The return of old friend Chrissie (Laura Linney) after a 40-year absence throws a spanner in the works, as she returns from America following the death of her mother, and subsequently takes her place on the pilgrimage. The awkwardness speaks to a dark history between her, Eileen and Lily, and Linney gets to be brilliantly sharp-edged. There’s an underlying vulnerability to her character as well, though, and that emerges more during their stay in Lourdes as secrets are revealed.
Their departure from Ballygar is very much a feel-good part of the film, not least because it’s an act of defiance of the part of these women. Eileen and Dolly both have husbands who mock their faith and insist on them staying to run the household, and their leaving is a step towards freedom from the restrictiveness of their lives. There are some very amusing scenes throughout The Miracle Club where we return to Ballygar to witness Stephen Rea’s Frank fail utterly at cooking a decent dinner, and Mark McKenna’s George trying, and failing, to figure out how to do up a nappy. Their learning curve provides some lightheartedness to what can be quite a serious film, and highlights that sometimes miracles come in unexpected forms.

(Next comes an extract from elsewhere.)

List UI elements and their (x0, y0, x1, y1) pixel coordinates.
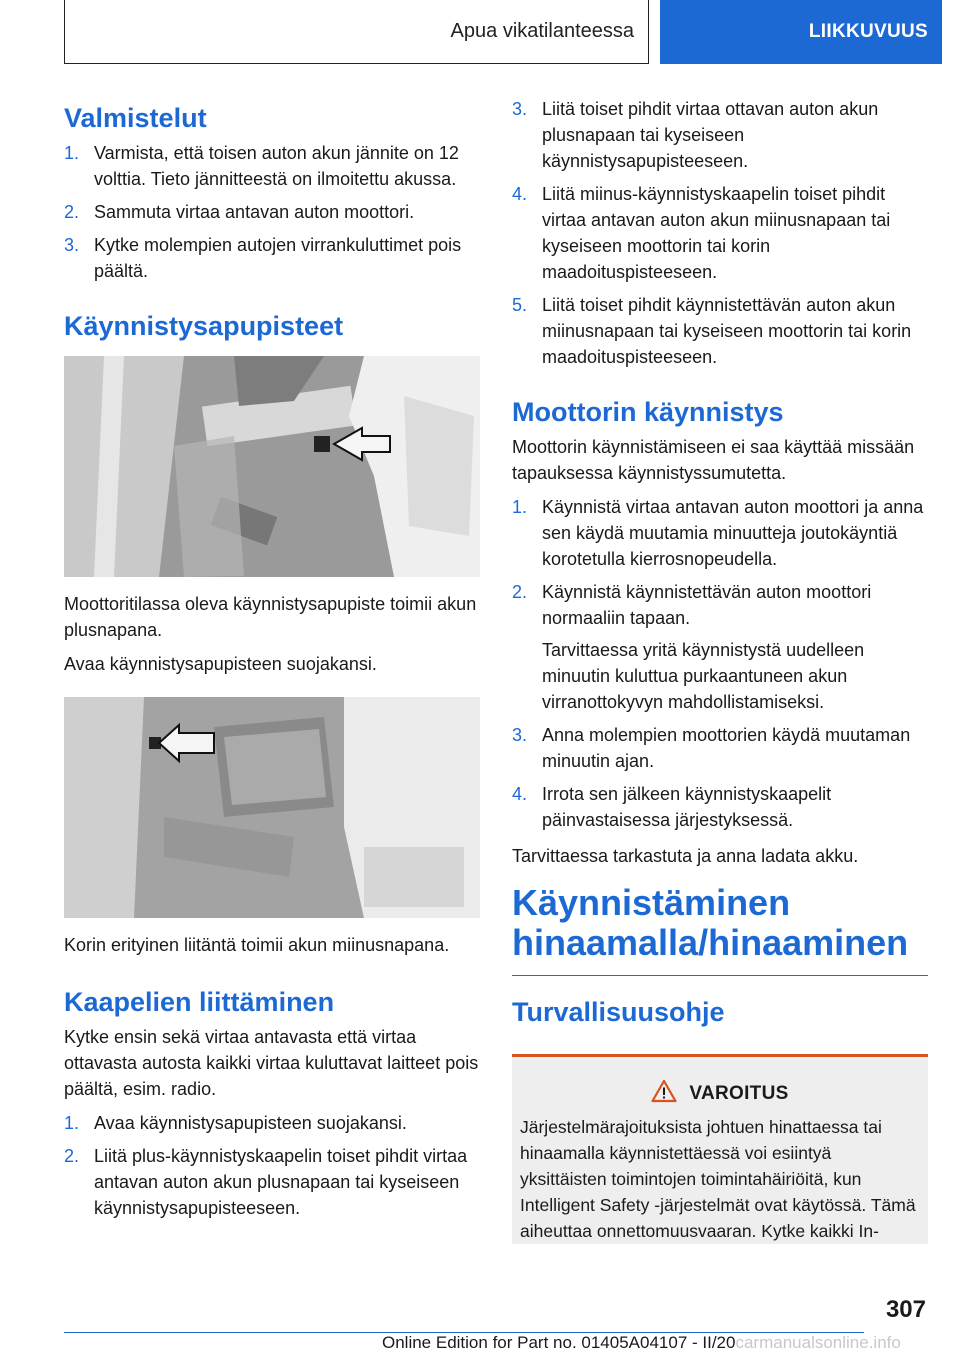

Back in Lourdes, the progression of the women’s journey is largely very formulaic, but there is a good examination of the concept of faith during the film. Eileen, Lily and Dolly very much go to Lourdes expecting tangible, physical miracles to occur, and this understandably leads to them having to reevaluate their faith and their definition of what a ‘miracle’ really is. Agnes O’Casey gives a really raw performance as Dolly, and Kathy Bates is very good in a role that’s much more sombre than what we’re used to seeing from her.
Bates’ performance escalates throughout the film as emotions heighten, and there’s a good sense of building tension. When the bubble finally bursts, though, the things the women reveal to each other aren’t exactly revelatory. There’s no flaw in the way the scene is acted, but the film tends to stick to clichés. The narrative arc is easily guessable and it doesn’t ever do anything unexpected.
The Miracle Club is held up by solid performances from the central actors. It has its amusing moments, but this tale about faith and friendship is ultimately predictable and formulaic.
The Miracle Club is in cinemas on 13th October.